4 thoughts on “BusinessWeek Covers Click Fraud”

  1. This is the best a ‘zine like BusinessWeek can do?

    I clicked through to the article expecting to learn of some revealing inside baseball about how Google and Yahoo may have been “found out” as misleading their customer base and the public about how widespread click fraud might really be in the face of the oft repeated montras from the two that it’s not as bad as people/groups try to make it out to be…it’s exagerrated…less than 1% of clicks…we do our best to monitor and refund if found out and so on and so forth.

    The BusinessWeek cover story, no less, is no more than anything else we’ve read in the past. It’s re-hased and they talked to few different people that claim similar experiences on both ends of the click fraud equation.

    Nothing new.

    This is BusinessWeek?

    I’m surprised that a magazine of this stature that must have a staff of people that reveiwed this didn’t ask themselves and each other if this story covers any new ground on this topic.

    They must.

    If they did, and I’m sure they did, how could they have come to any other conclusion than “…this covers no new ground and reveals nothing new about the topic that isn’t already known”.

    That being obvious why would they have run the story, let alone make it the cover story?

    Odd.

  2. I agree that it did not cover any new ground and was surprised to see them run a story like that on there cover, makes me wonder what was behind the story, did the magazine or its Parent company feel it was defrauded somehow by bad clicks?

  3. The article missed a fundamental concept: When you run ads via Google AdWords or Yahoo Search Marketing, you are actually purchasing search engine advertising AND contextual advertising, unless you actively opt out of the latter. If the search engines didn’t automatically opt advertisers into running content ads, there’d be less furor over click fraud. At the same time, advertisers need to be more aware of what they’re purchasing. Caveat emptor!

    Here are some steps I think Google should take to address click fraud and improve their AdWords platform for advertisers:
    1) Put up a wall between search and content ads
    2) Provide more control for the search network

    Right now, you can create a keyword-targeted or a site-targeted campaign. I think there should be 3 choices:
    1) keyword-targeted search
    2) keyword-targeted content
    3) site-targeted content

    This would, effectively, put up a wall between search and content. It would be clear to an advertiser what they were purchasing and it wouldn’t commingle stats across the 2 networks. Clicks and impressions combined for search and content ads are useless.

    Google’s done a good job of evolving the content network. They introduced features like separate content bids, site exclusion and site-targeting. The same sort of features should be enabled for the search network. Wouldn’t it be great to be able to block search partner sites that are sending low quality traffic?

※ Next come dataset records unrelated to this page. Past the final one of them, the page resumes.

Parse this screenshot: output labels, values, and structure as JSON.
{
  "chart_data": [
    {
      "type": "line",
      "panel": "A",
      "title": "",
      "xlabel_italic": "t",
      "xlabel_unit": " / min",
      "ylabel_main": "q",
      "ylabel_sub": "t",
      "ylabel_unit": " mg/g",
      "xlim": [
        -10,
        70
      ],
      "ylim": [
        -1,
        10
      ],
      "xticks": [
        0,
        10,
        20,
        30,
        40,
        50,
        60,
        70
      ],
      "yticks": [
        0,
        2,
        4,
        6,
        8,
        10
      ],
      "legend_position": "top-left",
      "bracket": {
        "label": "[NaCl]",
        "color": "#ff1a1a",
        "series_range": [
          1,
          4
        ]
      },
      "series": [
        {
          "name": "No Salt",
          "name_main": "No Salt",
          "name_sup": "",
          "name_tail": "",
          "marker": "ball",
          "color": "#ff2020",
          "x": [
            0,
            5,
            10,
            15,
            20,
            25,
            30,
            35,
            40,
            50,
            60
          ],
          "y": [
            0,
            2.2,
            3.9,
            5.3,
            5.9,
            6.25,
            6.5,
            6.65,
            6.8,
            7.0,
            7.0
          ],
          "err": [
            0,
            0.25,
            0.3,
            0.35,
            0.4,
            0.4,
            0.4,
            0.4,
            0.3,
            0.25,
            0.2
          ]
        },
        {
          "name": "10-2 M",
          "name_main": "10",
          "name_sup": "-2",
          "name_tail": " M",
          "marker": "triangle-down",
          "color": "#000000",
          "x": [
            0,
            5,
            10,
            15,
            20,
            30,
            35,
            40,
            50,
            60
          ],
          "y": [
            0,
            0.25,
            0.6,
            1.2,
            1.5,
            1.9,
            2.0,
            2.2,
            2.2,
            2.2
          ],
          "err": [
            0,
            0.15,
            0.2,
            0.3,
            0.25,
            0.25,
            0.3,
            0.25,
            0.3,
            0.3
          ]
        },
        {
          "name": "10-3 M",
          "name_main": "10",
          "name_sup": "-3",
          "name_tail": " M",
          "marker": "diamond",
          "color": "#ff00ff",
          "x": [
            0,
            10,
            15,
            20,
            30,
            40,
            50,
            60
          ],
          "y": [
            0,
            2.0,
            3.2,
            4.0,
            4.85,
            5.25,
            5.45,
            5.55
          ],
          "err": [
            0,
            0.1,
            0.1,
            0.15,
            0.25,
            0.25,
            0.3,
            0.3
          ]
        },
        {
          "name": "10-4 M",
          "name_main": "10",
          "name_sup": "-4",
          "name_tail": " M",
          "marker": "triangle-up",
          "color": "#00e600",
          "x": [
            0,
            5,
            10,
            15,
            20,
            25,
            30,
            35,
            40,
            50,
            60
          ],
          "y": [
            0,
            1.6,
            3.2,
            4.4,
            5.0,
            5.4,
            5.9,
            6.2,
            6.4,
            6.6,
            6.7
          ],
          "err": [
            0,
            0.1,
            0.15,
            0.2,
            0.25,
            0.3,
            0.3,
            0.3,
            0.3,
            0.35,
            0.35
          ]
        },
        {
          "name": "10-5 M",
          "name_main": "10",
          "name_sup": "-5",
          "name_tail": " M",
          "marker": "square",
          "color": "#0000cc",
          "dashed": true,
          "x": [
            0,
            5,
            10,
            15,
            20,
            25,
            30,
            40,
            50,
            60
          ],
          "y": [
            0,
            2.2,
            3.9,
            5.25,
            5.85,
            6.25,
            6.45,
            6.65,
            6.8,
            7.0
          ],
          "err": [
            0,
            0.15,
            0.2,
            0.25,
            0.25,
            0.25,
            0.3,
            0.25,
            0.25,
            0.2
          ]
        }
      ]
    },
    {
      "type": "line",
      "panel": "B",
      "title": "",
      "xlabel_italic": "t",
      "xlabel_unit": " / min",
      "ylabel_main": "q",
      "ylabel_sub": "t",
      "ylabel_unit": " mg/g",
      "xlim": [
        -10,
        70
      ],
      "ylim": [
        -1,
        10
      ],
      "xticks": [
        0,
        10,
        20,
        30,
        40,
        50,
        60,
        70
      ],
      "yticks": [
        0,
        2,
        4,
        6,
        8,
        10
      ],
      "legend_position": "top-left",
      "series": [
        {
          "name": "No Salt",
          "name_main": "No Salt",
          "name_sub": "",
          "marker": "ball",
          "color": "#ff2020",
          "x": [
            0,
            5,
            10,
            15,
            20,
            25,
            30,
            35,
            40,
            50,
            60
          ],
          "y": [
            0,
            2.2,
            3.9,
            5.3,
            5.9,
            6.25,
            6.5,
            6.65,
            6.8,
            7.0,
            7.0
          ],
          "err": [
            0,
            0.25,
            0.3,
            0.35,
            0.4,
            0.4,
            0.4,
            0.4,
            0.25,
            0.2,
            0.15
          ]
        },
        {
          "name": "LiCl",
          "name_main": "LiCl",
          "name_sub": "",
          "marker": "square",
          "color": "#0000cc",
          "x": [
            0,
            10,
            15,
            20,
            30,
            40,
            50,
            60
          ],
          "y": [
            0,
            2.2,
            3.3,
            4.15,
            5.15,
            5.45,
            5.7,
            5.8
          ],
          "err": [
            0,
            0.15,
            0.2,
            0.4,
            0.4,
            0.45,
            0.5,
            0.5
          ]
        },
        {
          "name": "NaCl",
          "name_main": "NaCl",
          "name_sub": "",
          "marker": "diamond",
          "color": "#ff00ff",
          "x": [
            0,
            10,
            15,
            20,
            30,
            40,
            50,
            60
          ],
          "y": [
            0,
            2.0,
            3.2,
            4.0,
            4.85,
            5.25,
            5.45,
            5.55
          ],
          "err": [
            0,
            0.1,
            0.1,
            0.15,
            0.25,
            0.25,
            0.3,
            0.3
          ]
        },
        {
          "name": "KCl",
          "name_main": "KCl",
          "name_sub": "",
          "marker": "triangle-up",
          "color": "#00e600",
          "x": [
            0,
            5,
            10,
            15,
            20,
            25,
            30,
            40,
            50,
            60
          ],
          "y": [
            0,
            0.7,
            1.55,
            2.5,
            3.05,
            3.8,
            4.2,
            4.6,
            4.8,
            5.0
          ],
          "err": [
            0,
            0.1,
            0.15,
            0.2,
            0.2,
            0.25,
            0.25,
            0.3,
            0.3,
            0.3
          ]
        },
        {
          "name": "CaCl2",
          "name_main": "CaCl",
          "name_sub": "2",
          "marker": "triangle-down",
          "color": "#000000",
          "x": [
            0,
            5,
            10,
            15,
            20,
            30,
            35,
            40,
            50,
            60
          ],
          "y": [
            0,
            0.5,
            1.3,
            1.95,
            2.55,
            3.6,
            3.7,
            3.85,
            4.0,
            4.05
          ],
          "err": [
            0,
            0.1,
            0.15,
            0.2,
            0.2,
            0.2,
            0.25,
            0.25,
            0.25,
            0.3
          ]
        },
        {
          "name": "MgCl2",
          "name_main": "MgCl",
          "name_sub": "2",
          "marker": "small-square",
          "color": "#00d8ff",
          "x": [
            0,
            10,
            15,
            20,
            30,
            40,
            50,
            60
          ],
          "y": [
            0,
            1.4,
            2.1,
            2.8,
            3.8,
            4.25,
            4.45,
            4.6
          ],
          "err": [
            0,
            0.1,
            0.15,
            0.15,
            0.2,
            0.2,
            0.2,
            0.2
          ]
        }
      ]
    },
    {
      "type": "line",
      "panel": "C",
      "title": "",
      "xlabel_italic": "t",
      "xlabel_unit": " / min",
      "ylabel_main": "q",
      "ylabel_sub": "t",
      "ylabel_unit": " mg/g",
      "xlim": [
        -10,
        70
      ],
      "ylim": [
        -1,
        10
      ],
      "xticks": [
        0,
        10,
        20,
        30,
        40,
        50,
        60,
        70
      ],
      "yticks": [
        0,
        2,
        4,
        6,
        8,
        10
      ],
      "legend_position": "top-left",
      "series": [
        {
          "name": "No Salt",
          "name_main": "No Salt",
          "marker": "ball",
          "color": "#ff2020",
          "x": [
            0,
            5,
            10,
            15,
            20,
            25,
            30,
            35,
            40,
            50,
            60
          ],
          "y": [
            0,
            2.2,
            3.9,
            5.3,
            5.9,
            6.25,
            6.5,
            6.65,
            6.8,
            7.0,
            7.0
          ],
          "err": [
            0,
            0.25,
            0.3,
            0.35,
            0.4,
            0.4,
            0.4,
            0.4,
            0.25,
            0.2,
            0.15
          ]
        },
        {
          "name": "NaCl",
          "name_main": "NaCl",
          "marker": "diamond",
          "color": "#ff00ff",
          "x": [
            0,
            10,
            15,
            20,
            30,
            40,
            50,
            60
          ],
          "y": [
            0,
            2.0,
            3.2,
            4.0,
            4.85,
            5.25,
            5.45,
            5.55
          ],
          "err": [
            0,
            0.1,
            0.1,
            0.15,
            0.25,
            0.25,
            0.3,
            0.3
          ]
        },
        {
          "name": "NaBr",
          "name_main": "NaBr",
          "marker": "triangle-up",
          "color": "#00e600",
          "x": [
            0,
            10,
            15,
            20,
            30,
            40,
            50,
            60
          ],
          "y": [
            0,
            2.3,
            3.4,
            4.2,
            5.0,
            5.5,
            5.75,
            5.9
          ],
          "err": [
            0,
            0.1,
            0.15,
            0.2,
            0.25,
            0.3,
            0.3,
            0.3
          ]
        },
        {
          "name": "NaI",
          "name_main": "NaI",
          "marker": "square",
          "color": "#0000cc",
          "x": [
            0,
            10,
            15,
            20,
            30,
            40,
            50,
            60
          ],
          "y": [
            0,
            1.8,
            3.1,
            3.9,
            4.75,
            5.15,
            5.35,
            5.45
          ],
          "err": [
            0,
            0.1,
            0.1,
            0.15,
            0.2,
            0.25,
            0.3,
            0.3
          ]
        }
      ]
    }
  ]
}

    In the meantime, advertisers can minimize the risk of click fraud by structuring their AdWords accounts appropriately. For example, ads could be duplicated across 3 campaigns: 1 for Google, 1 for search network and 1 for content network. The budgets for search network and content network could then be managed independently of the more trusted ads run on Google directly. Likewise CPC bids could be lower on those networks and unique tracking could be placed on the landing pages to know which network traffic was originating from. This would be useful, for example, to see whether traffic from domain parking was coming from search or content ads. Note that ads on domain parking is another area that Google needs to be forthcoming about.